Over 200 diarists contributed to the project, but what is truly outstanding about Nella's diary is the dedication with which she approached the task - over the 30 years she wrote her entries she wrote between 1.5 and 2 million words, making her diary one of the the longest in the English language, and a rich resource for anyone studying the social history of the time it spans. (The diaries are now part of the Mass Observation Archive which is held at the University of Sussex, and it is open to the public.)

It is even more amazing when one considers that her entries were not read until the 1980s, and the first volume of her writings was published as Nella Last's War. I read this book not long after its publication in the 1980s and it is a fascinating read, recounting how Barrow was bombed, and how Nella, as lots of other women, developed lives outside the home either working in jobs which had been vacated by the men going off to fight, or as Nella did, volunteering in the WVS and the Red Cross. I was working in Barrow at the time I read the first volume of her diaries, and it really brought home to me how a small Cumbrian town, and its people, suffered and were affected by events on the larger world stage.

Nella carried out a number of different roles during the war, including weaving and embroidery, setting up canteens for civil defense workers and troops stationed in Barrow, and also working in the Red Cross shop. There is very much a sense that Nella "finds" herself during this period, having had a difficult period of ill-health which might best be described as a breakdown. We see her growing to be a brave, independent, resourceful, and humourous woman who faces the shortages, difficulties, dangers and challenges of war and is made stronger because of them .

However in Nella Last's Peace, her diary shows how women had to revert to their former lives back in the home, as men return to claim the jobs and the volunteering opportunities dry up.
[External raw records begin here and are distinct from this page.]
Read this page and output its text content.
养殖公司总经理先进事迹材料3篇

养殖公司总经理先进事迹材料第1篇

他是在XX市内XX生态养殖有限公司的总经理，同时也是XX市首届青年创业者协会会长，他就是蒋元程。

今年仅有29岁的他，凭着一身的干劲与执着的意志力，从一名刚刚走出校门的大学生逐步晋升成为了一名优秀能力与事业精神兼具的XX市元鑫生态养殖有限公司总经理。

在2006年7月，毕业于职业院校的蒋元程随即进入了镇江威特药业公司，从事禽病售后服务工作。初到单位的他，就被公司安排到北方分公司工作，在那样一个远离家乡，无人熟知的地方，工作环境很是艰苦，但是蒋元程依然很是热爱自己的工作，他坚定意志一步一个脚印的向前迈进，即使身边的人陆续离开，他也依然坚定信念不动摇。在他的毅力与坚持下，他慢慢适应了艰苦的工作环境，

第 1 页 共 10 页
It is very much a period of re-adjustment for all women, but especially for Nella, who throws her energies into knitting dolls which were used to raise money for charity, and misses the activity and comradeship of the war years.

The diaries often mention her relationships with both family and friends and also refer frequently to the difficulties in her marriage with her husband Will, as well as her worries about Cliff and Arthur. (Arthur continued to work as a tax inspector and Cliff emigrated to Australia, where he became a noted sculptor.)

Nella also reflects on her extended family, her own history, her trips to the coast and the Lake District, as well as day to day conversations, gossip and scandals. Mixed in with this is an astute and perceptive view of post-war events both nationally and internationally.

The volume of her output is equalled by the quality of her writing, and the entries make you look at Barrow, the surrounding areas and also The Lakes with a deeper understanding and appreciation.

Nella Last's Peace is as equally a fascinating, absorbing, entertaining and informative read as the first volume of her diaries, and I can't recommend them highly enough.

(And as a post script, whilst talking to Mary about this book, she tells me that one of the Kendal Library staff is actually a relative of the Last family!)